Analysis of Methylation Status of ZAR1, GATA4, CDH22, SOX3, SLC16A5, PFN2, EHD3 and TBPL1 in Hematological Malignancies

DNA cytosine methylation in CpG dinucleotides is an important epigenetic event and critical for the control of gene expression, and appears to play a crucial role in tumorgenesis in hematologic malignancies. To identify novel tumor-specific differentially methylated regions in human leukemia/lymphoma, we performed methylation analysis of new target lesions in hematological malignancies.

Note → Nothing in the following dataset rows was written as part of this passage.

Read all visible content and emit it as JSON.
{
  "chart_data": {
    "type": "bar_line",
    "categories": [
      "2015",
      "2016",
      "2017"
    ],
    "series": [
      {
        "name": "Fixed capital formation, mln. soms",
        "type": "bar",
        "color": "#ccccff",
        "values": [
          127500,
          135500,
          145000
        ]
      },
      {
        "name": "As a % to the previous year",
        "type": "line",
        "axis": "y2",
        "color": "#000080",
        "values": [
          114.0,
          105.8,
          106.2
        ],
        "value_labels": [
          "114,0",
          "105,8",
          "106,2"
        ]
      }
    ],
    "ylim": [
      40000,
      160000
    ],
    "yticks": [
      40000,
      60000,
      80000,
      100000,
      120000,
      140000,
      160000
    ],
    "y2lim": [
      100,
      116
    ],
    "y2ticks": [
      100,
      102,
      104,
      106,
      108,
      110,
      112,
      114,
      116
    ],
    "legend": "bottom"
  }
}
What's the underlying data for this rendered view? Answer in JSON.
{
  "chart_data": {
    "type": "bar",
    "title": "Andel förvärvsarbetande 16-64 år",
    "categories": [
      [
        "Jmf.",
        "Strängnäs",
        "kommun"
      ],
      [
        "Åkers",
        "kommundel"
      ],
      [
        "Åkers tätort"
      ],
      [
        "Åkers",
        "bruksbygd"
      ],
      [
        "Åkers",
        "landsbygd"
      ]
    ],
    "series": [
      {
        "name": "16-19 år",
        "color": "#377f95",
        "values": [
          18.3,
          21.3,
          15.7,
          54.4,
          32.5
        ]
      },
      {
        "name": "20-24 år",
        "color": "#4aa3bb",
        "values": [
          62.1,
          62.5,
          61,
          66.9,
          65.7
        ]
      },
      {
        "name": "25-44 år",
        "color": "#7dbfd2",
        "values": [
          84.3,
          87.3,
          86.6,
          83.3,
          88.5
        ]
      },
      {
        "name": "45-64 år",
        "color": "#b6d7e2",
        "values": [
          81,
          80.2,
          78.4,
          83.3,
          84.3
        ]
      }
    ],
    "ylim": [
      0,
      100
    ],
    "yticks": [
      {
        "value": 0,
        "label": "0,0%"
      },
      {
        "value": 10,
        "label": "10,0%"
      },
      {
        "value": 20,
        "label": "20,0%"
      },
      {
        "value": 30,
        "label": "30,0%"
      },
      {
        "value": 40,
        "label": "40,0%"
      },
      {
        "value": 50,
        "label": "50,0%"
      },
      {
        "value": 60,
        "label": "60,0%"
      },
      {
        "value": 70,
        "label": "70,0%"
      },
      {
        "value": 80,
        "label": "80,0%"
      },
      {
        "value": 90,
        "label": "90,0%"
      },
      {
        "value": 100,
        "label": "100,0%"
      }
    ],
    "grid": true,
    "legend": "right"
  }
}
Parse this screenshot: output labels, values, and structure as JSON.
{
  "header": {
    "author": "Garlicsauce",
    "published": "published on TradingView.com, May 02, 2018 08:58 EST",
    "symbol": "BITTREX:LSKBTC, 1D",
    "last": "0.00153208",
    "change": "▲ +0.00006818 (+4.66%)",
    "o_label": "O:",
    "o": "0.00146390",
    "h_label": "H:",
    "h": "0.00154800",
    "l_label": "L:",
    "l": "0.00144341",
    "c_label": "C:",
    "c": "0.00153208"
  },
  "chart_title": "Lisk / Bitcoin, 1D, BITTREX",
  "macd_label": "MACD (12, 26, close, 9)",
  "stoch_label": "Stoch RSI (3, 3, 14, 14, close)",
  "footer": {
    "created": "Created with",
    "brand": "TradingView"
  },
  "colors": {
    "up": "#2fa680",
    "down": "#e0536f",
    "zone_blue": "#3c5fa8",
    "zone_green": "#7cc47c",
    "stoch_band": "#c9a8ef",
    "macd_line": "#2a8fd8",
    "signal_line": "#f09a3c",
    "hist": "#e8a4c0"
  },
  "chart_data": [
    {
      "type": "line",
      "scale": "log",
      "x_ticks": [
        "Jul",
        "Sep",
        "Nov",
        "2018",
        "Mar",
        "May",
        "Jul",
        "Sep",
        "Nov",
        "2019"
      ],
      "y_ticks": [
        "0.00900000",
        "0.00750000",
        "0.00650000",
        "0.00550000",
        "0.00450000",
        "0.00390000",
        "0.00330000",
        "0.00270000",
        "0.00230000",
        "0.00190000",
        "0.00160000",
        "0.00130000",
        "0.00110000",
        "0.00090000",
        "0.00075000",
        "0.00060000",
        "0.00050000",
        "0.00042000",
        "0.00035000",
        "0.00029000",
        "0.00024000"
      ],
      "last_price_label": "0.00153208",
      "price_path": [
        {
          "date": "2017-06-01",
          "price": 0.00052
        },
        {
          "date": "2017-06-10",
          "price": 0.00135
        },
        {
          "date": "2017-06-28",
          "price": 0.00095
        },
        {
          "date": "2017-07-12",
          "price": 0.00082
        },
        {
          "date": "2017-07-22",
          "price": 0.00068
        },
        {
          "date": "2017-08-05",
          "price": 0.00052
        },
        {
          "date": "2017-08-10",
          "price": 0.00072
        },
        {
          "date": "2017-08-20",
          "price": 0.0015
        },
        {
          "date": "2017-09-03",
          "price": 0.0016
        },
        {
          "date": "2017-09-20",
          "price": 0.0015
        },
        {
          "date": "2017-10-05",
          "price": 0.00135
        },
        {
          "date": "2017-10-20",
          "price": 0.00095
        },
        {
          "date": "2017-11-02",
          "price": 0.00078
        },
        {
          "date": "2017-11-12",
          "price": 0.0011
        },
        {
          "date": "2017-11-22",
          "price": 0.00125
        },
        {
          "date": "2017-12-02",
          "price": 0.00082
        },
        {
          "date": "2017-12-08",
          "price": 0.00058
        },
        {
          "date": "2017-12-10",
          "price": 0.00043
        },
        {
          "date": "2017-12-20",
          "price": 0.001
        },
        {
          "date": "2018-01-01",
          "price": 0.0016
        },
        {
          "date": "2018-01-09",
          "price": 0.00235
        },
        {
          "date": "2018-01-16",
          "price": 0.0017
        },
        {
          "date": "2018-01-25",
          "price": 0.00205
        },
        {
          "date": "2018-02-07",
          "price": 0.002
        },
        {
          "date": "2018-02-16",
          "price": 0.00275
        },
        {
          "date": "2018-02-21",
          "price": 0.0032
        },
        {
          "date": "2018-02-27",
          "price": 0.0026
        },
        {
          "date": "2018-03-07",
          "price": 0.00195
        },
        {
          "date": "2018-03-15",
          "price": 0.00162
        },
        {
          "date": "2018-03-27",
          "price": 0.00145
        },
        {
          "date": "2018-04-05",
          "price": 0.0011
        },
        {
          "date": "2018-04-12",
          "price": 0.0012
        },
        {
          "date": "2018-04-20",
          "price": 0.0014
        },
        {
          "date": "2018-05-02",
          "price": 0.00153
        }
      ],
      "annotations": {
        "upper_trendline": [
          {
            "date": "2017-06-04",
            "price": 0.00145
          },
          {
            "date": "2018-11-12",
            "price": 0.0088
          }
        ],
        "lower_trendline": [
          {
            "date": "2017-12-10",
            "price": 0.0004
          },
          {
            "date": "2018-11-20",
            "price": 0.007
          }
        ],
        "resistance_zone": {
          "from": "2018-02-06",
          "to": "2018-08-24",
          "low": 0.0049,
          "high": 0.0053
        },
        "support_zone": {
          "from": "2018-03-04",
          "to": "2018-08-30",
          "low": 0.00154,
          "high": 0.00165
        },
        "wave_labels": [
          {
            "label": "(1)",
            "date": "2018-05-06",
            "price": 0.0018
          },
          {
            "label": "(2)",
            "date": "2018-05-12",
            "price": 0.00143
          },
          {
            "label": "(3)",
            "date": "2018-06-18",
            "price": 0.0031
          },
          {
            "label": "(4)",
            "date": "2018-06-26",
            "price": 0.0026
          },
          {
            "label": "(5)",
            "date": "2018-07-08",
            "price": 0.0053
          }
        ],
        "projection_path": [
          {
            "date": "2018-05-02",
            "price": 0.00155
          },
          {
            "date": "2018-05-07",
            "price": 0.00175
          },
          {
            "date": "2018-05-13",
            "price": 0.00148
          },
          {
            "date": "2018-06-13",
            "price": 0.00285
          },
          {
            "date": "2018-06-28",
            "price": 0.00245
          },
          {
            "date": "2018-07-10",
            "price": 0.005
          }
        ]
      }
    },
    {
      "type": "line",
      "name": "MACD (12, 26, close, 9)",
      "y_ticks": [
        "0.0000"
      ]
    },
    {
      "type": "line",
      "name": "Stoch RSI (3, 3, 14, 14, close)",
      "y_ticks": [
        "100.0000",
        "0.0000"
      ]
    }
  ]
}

The aberrant methylation at 8 new candidate human homologous genomic regions (ZAR1, GATA4, CDH22, SOX3, SLC16A5, PFN2, EHD3 and TBPL1), where hypermethyloation status was identified through a mouse-skin cancer model study by the RLSG method, were analysed with quantitative DNA methylation analysis using the Sequenom MassARRAY system. 8 human leukemia/lymphoma cell lines (HL-60, KG-1, Jurkat, MOLT-4, NALM-6, K562, Ramos, and Raji), and bone marrow or peripheral blood samples from 20 patients with leukemia before treatment were obtained for samples (10 in AML, 4 in Ph- ALL, 2 in Ph+ ALL, 2 in CML-CP, 1 in CML-BC, and 1 in CLL). Normal lymphocyte cells from four healthy individuals were used as normal controls. Each data were assigned as hypermethylaion when the average methylation levels of the entire target regions were more than 50%.

In ZAR1, SLC16A5 and EHD3, hypermethylation level was seen in all leukemia/lymphoma cell lines. GATA4, CDH22 and SOX3 showed hypermethylaion in all tumor cell lines except for AML cell line KG-1. PFN2 showed hypermethylation in all cell lines except for KG-1, T-ALL cell line Jurkat and MOLT-4. No aberrant methylation among tumor and normal cells was observed in TBPL1. Interestingly, DNA methylation patterns of ZAR1, GATA4, CDH22, and SOX3 were different between the clinical specimens of AML and ALL. Hypermethylation of those genes were frequently observed in ALL samples but less in AML. The Mann-Whitney U-test showed that the differences were significant in all ZAR1, GATA4, CDH22, and SOX3 (p < 0.01, respectively). DNA samples from CML-CP patients showed no abnormal methylation patterns in all genes. DNA from T-CLL patient showed hypermethylation only in EHD3. No abnormal methylation pattern was observed in SLC16A5 and PFN2 in clinical specimens. None of the normal control samples showed aberrant methylation in any genes.

We identified regions aberrantly methylated with high frequency among the new candidate genes in leukemia and lymphoma, and demonstrated a distinct methylation pattern between tumors and normal lymphocytes. Aberrant DNA methylation of ZAR1, GATA4, CDH22 and SOX3 may be associated to differentiation to lymphoid populations of leukemia.

No relevant conflicts of interest to declare.